このような行事に参加すると、必ず、来賓や学校長の挨拶の中で、震災について触れられる。その都度、年齢に応じた震災体験というものがあったのだということを改めて思う。たとえば今日の場合は、四年生だった娘達にとってはどうであったのだろうと考えるわけである。

式に入場してきた児童のひとりが遺影を胸に抱いていたが、それは震災の年に白血病で亡くなった級友のもので、震災による犠牲者の遺影は、83名の卒業生の中にひとつもなかった。地域によっては、多くの遺影とともに巣立っていく子供達がいるのだということを思いつつ、証書の授与を眺めていた。
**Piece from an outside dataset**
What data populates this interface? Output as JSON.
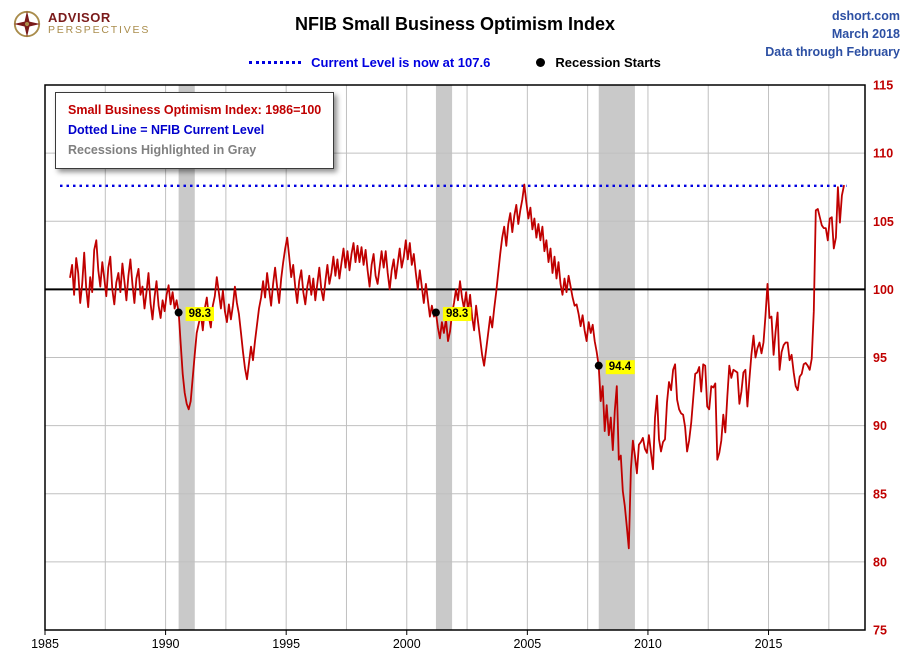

校長の言葉や、卒業する児童の言葉に、死んだ級友への思いが幾度も語られたが、白血病で夭折した少女には、もちろん証書が授与されるようなことはなかった。私の勤務先では、死者の等級をつけるのか、死んだ本人がそんなものを望むだろうか、残された者の勝手な思いに過ぎないのではないかなどとという、深い問いを投げかけつつ、自分たちの中でも答えを出せないまま、震災死した高校三年生のために、通し番号のないは「なむけのための卒業証書」というようなものが贈られた。
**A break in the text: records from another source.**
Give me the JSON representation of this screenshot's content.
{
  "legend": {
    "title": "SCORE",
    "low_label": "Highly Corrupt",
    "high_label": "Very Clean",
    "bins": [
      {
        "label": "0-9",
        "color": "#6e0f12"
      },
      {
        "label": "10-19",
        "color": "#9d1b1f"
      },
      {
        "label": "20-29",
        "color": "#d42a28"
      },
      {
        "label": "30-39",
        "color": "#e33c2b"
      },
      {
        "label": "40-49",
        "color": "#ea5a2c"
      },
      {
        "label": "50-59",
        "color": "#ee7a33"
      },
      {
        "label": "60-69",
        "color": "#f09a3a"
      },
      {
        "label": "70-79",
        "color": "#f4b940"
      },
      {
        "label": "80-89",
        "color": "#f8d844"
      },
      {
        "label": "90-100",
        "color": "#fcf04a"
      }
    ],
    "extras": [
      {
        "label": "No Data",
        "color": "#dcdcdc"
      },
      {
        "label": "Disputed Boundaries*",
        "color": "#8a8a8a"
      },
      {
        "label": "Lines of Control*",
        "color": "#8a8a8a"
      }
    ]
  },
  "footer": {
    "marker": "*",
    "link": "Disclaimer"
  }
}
97.3.27 春休みでふだんいかない場所に行ってみると、あちこちでさらに景色が変わっているところと出会う。長い間、撤去されずにいたものがなくなって、まったく別な空間ができあがっているのだ。
 
 三宮の交通センタービルは、二階部分から上が取り除かれ、残った一階部分の上に、新しい階を積み重ねるという、めずらしい工事をしている。箱の上に箱をのせていくようにしか見えず、なんだか気色の悪い建て方だ。

97.3.29 村上春樹の「アンダーグラウンド」という地下鉄サリン(震災から二ヶ月後、95年3月20日)についてのノンフィクションに、聖路加病院の精神科医が語っているところがある。
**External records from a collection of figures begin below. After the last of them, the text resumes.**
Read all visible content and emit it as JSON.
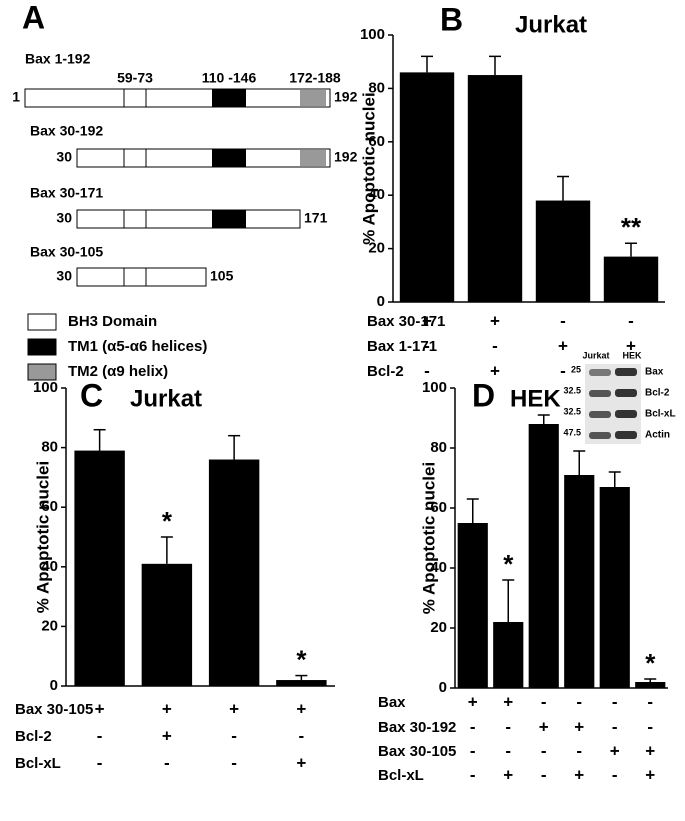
{
  "panel_a": {
    "label": "A",
    "constructs": [
      {
        "name": "Bax 1-192",
        "start": "1",
        "end": "192",
        "regions": [
          "59-73",
          "110 -146",
          "172-188"
        ]
      },
      {
        "name": "Bax 30-192",
        "start": "30",
        "end": "192"
      },
      {
        "name": "Bax 30-171",
        "start": "30",
        "end": "171"
      },
      {
        "name": "Bax 30-105",
        "start": "30",
        "end": "105"
      }
    ],
    "legend": [
      "BH3 Domain",
      "TM1 (α5-α6 helices)",
      "TM2 (α9 helix)"
    ]
  },
  "chart_data": [
    {
      "type": "bar",
      "panel": "B",
      "title": "Jurkat",
      "ylabel": "% Apoptotic nuclei",
      "color": "#000000",
      "categories": [
        null,
        null,
        null,
        null
      ],
      "values": [
        86,
        85,
        38,
        17
      ],
      "errors": [
        6,
        7,
        9,
        5
      ],
      "annotations": [
        null,
        null,
        null,
        "**"
      ],
      "ylim": [
        0,
        100
      ],
      "yticks": [
        0,
        20,
        40,
        60,
        80,
        100
      ],
      "conditions": [
        {
          "name": "Bax 30-171",
          "signs": [
            "+",
            "+",
            "-",
            "-"
          ]
        },
        {
          "name": "Bax 1-171",
          "signs": [
            "-",
            "-",
            "+",
            "+"
          ]
        },
        {
          "name": "Bcl-2",
          "signs": [
            "-",
            "+",
            "-",
            "+"
          ]
        }
      ]
    },
    {
      "type": "bar",
      "panel": "C",
      "title": "Jurkat",
      "ylabel": "% Apoptotic nuclei",
      "color": "#000000",
      "categories": [
        null,
        null,
        null,
        null
      ],
      "values": [
        79,
        41,
        76,
        2
      ],
      "errors": [
        7,
        9,
        8,
        1.5
      ],
      "annotations": [
        null,
        "*",
        null,
        "*"
      ],
      "ylim": [
        0,
        100
      ],
      "yticks": [
        0,
        20,
        40,
        60,
        80,
        100
      ],
      "conditions": [
        {
          "name": "Bax 30-105",
          "signs": [
            "+",
            "+",
            "+",
            "+"
          ]
        },
        {
          "name": "Bcl-2",
          "signs": [
            "-",
            "+",
            "-",
            "-"
          ]
        },
        {
          "name": "Bcl-xL",
          "signs": [
            "-",
            "-",
            "-",
            "+"
          ]
        }
      ]
    },
    {
      "type": "bar",
      "panel": "D",
      "title": "HEK",
      "ylabel": "% Apoptotic nuclei",
      "color": "#000000",
      "categories": [
        null,
        null,
        null,
        null,
        null,
        null
      ],
      "values": [
        55,
        22,
        88,
        71,
        67,
        2
      ],
      "errors": [
        8,
        14,
        3,
        8,
        5,
        1
      ],
      "annotations": [
        null,
        "*",
        null,
        null,
        null,
        "*"
      ],
      "ylim": [
        0,
        100
      ],
      "yticks": [
        0,
        20,
        40,
        60,
        80,
        100
      ],
      "conditions": [
        {
          "name": "Bax",
          "signs": [
            "+",
            "+",
            "-",
            "-",
            "-",
            "-"
          ]
        },
        {
          "name": "Bax 30-192",
          "signs": [
            "-",
            "-",
            "+",
            "+",
            "-",
            "-"
          ]
        },
        {
          "name": "Bax 30-105",
          "signs": [
            "-",
            "-",
            "-",
            "-",
            "+",
            "+"
          ]
        },
        {
          "name": "Bcl-xL",
          "signs": [
            "-",
            "+",
            "-",
            "+",
            "-",
            "+"
          ]
        }
      ],
      "inset": {
        "columns": [
          "Jurkat",
          "HEK"
        ],
        "rows": [
          {
            "marker": "25",
            "label": "Bax"
          },
          {
            "marker": "32.5",
            "label": "Bcl-2"
          },
          {
            "marker": "32.5",
            "label": "Bcl-xL"
          },
          {
            "marker": "47.5",
            "label": "Actin"
          }
        ]
      }
    }
  ]
}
「私は震災が起こったあとで、たぶん被災者が全国に避難されるだろうから、震災のPTSDに関する受け皿を作ってほしいということで、厚生省に頼みに行ったことがあるんです。でもうまくいきませんでした。厚生省はPTSDの方のケアの態勢づくりにまだ取り組んでいません。

「サリンの被害者を見ている精神科の医者は私以外あまりいないようです。(略)聖路加病院では、病院内部でほかの部署から患者が精神科にまわってくるルートみたいなものがあったんです。でもほかの総合病院ではそういったルートができていないのかもしれません。(略)

「聖路加病院の場合は阪神大震災以来、我々精神科医、ナース、臨床心理士がPTSDについてのひとつのグループを持っていて、それまでかなり動いていたんです。ですから、今回の事件(地下鉄サリン事件)をアクティブに受けとめようという姿勢が最初からありました。
 
 PTSDは心的外傷後ストレス障害のこと。

 いろいろな部署がいかに有機的に連携して緊急事態にあたるべきかということについて、(当たり前のことだが、当たり前のことができていない現実を目にすることが多すぎる)考えさせられる文章だった。